About the film
Joshua Tree, New Year’s Eve:
At the intersection of past and future, a woman with dementia must remember her past mistakes and make amends in order to find peace in the next world.
Los Ageless is based on the graphic novel short story Desert Weekend by Emily Manthei, published in BEYOND SUNSET magazine in 2022.
About the filmmakers
WE ARE A WOMEN-LED CREATIVE TEAM
Writer-director Emily Manthei is the director of award-winning short film VOICE OVER and the 2025 indie darling bicycle film BERLIN LOOP. She’s worked with NGOs to create image films in Central America and South Asia, where she learned to tell quirky, location-bound stories exploring cultural intersections and overlapping identities. She’s an American-born filmmaker and a dual US/German citizen living in Berlin.
With a background in entertainment and human rights advocacy, Farida Rafique brings a wealth of social impact producing experience from films like LOVE LETTERS TO AN ADDICT and Oscar-shortlisted short film BIENVENIDOS A LOS ANGELES. As a SPEC-certified sustainability producer and advocate for diversity and inclusion in cinema, she works for impact in front of and behind the camera.
Jenny Jo Stokka is a creative producer with a passion for international, auteur-driven films. With a background in the fast-paced world of New York advertising and a passion for impact, she’s brought a collaborative leadership style and a business mindset to her work on feature film BERLIN LOOP, documentary feature THE LONGER YOU BLEED, and Cannes Short Film Corner selection PELARGONIA.
ABOUT OUR COMPANY: In honor of the pioneering, curious pilot and UFO-ologist George van Tassel, VAN TASSEL, LLC is the legal owner of the film property LOS AGELESS. Founded by Emily Manthei, Jenny Jo Stokka, and Farida Rafique, the company and its film explore haunting questions of spirit, aging and memory. Parting the veil between material and spiritual worlds, the company's founders, like van Tassel, are interested in the metaphysical, psychic, spiritual, eternal, and philosophical implications of time.
Director’s Statement
Spending time with my grandmother in Desert Hot Springs — between Joshua Tree and Palm Springs — has impacted me since childhood. Watching someone age with joy and vitality, every day until the last, taught me that physical life is only one color on the spectrum of reality. In the desert, you can feel the other colors of that spectrum. It is a place where wisdom and energy from the past - and from older generations - hang in the air like a thick supernatural halo. On the surface, it’s a brutal, dry, intense climate, but somewhere between the air and the land, this place of exile becomes a place of transformation, and transmutation.

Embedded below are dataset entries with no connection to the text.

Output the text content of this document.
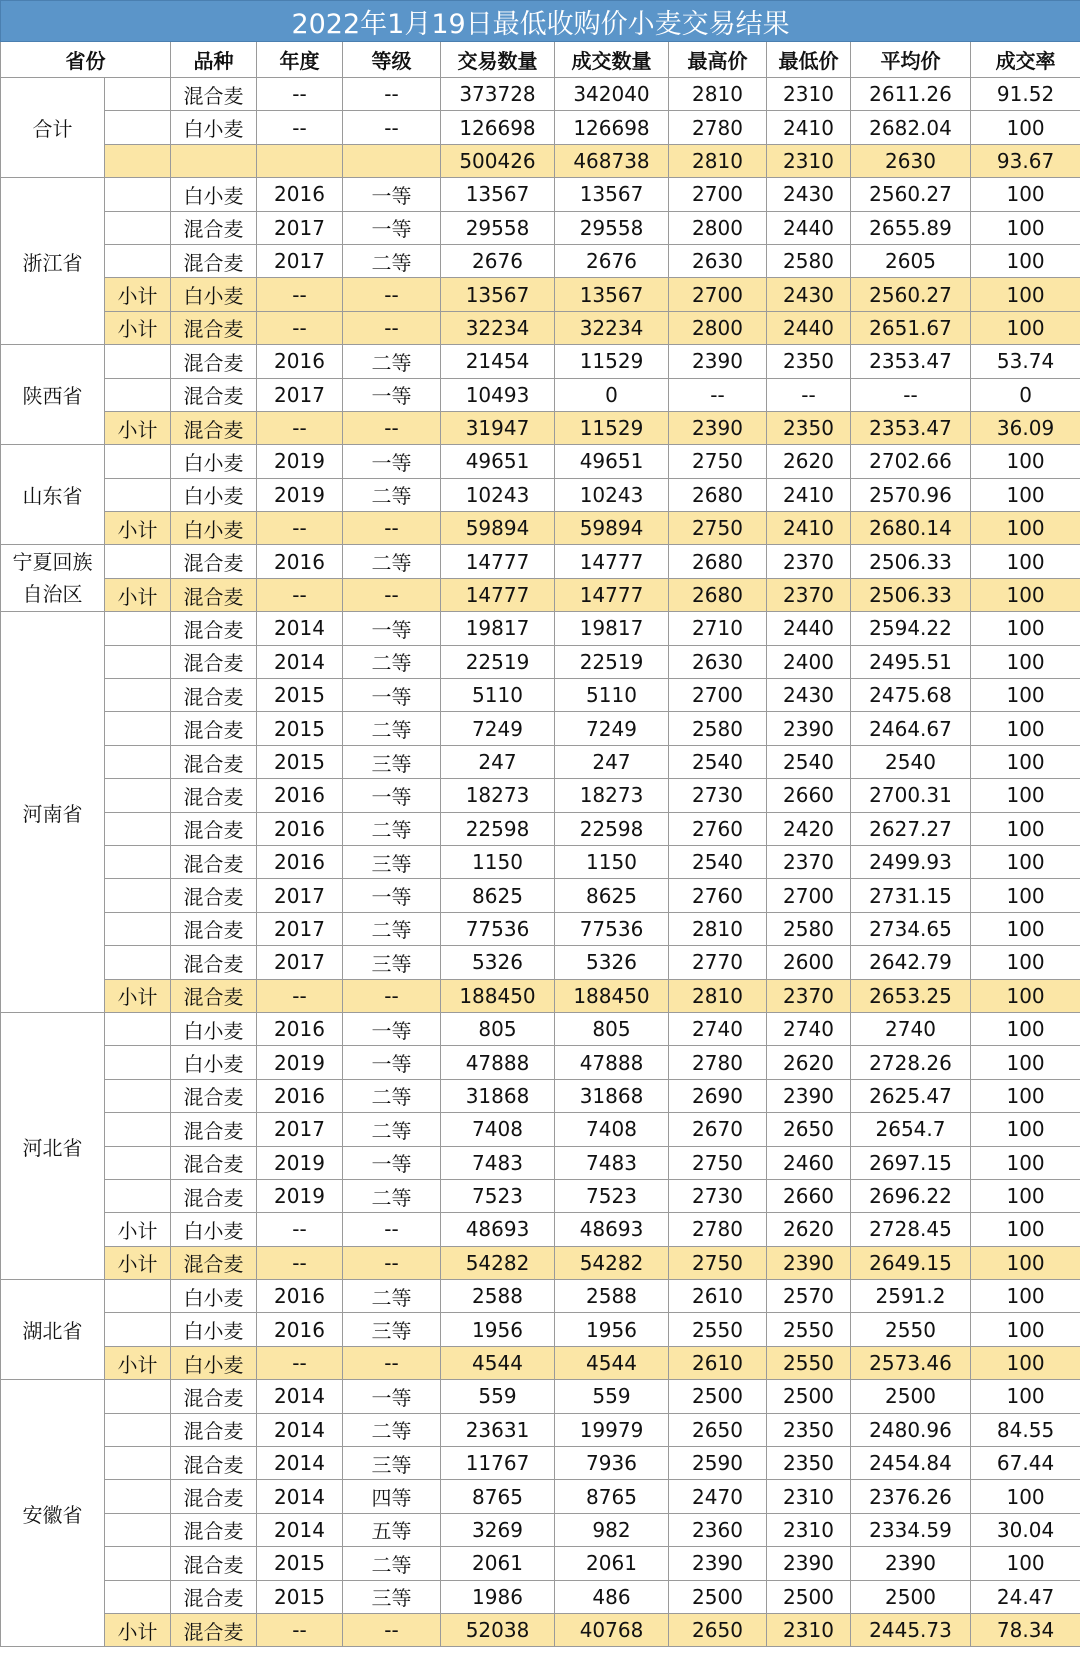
2022年1月19日最低收购价小麦交易结果										
省份		品种	年度	等级	交易数量	成交数量	最高价	最低价	平均价	成交率
合计		混合麦	--	--	373728	342040	2810	2310	2611.26	91.52
		白小麦	--	--	126698	126698	2780	2410	2682.04	100
					500426	468738	2810	2310	2630	93.67
浙江省		白小麦	2016	一等	13567	13567	2700	2430	2560.27	100
		混合麦	2017	一等	29558	29558	2800	2440	2655.89	100
		混合麦	2017	二等	2676	2676	2630	2580	2605	100
	小计	白小麦	--	--	13567	13567	2700	2430	2560.27	100
	小计	混合麦	--	--	32234	32234	2800	2440	2651.67	100
陕西省		混合麦	2016	二等	21454	11529	2390	2350	2353.47	53.74
		混合麦	2017	一等	10493	0	--	--	--	0
	小计	混合麦	--	--	31947	11529	2390	2350	2353.47	36.09
山东省		白小麦	2019	一等	49651	49651	2750	2620	2702.66	100
		白小麦	2019	二等	10243	10243	2680	2410	2570.96	100
	小计	白小麦	--	--	59894	59894	2750	2410	2680.14	100
宁夏回族自治区		混合麦	2016	二等	14777	14777	2680	2370	2506.33	100
	小计	混合麦	--	--	14777	14777	2680	2370	2506.33	100
河南省		混合麦	2014	一等	19817	19817	2710	2440	2594.22	100
		混合麦	2014	二等	22519	22519	2630	2400	2495.51	100
		混合麦	2015	一等	5110	5110	2700	2430	2475.68	100
		混合麦	2015	二等	7249	7249	2580	2390	2464.67	100
		混合麦	2015	三等	247	247	2540	2540	2540	100
		混合麦	2016	一等	18273	18273	2730	2660	2700.31	100
		混合麦	2016	二等	22598	22598	2760	2420	2627.27	100
		混合麦	2016	三等	1150	1150	2540	2370	2499.93	100
		混合麦	2017	一等	8625	8625	2760	2700	2731.15	100
		混合麦	2017	二等	77536	77536	2810	2580	2734.65	100
		混合麦	2017	三等	5326	5326	2770	2600	2642.79	100
	小计	混合麦	--	--	188450	188450	2810	2370	2653.25	100
河北省		白小麦	2016	一等	805	805	2740	2740	2740	100
		白小麦	2019	一等	47888	47888	2780	2620	2728.26	100
		混合麦	2016	二等	31868	31868	2690	2390	2625.47	100
		混合麦	2017	二等	7408	7408	2670	2650	2654.7	100
		混合麦	2019	一等	7483	7483	2750	2460	2697.15	100
		混合麦	2019	二等	7523	7523	2730	2660	2696.22	100
	小计	白小麦	--	--	48693	48693	2780	2620	2728.45	100
	小计	混合麦	--	--	54282	54282	2750	2390	2649.15	100
湖北省		白小麦	2016	二等	2588	2588	2610	2570	2591.2	100
		白小麦	2016	三等	1956	1956	2550	2550	2550	100
	小计	白小麦	--	--	4544	4544	2610	2550	2573.46	100
安徽省		混合麦	2014	一等	559	559	2500	2500	2500	100
		混合麦	2014	二等	23631	19979	2650	2350	2480.96	84.55
		混合麦	2014	三等	11767	7936	2590	2350	2454.84	67.44
		混合麦	2014	四等	8765	8765	2470	2310	2376.26	100
		混合麦	2014	五等	3269	982	2360	2310	2334.59	30.04
		混合麦	2015	二等	2061	2061	2390	2390	2390	100
		混合麦	2015	三等	1986	486	2500	2500	2500	24.47
	小计	混合麦	--	--	52038	40768	2650	2310	2445.73	78.34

As life transforms into death, memory into decay, skin into spirit, something remains: an energy, a life force, an eternal spirit. In a place that blurs the line between reality and dreams, time and eternity, we can explore the liminal space that is the unending present. Using the desert’s intense contrasts, this is a story that shows us that everything belongs — life, death, even afterlife — as one is tested and transformed.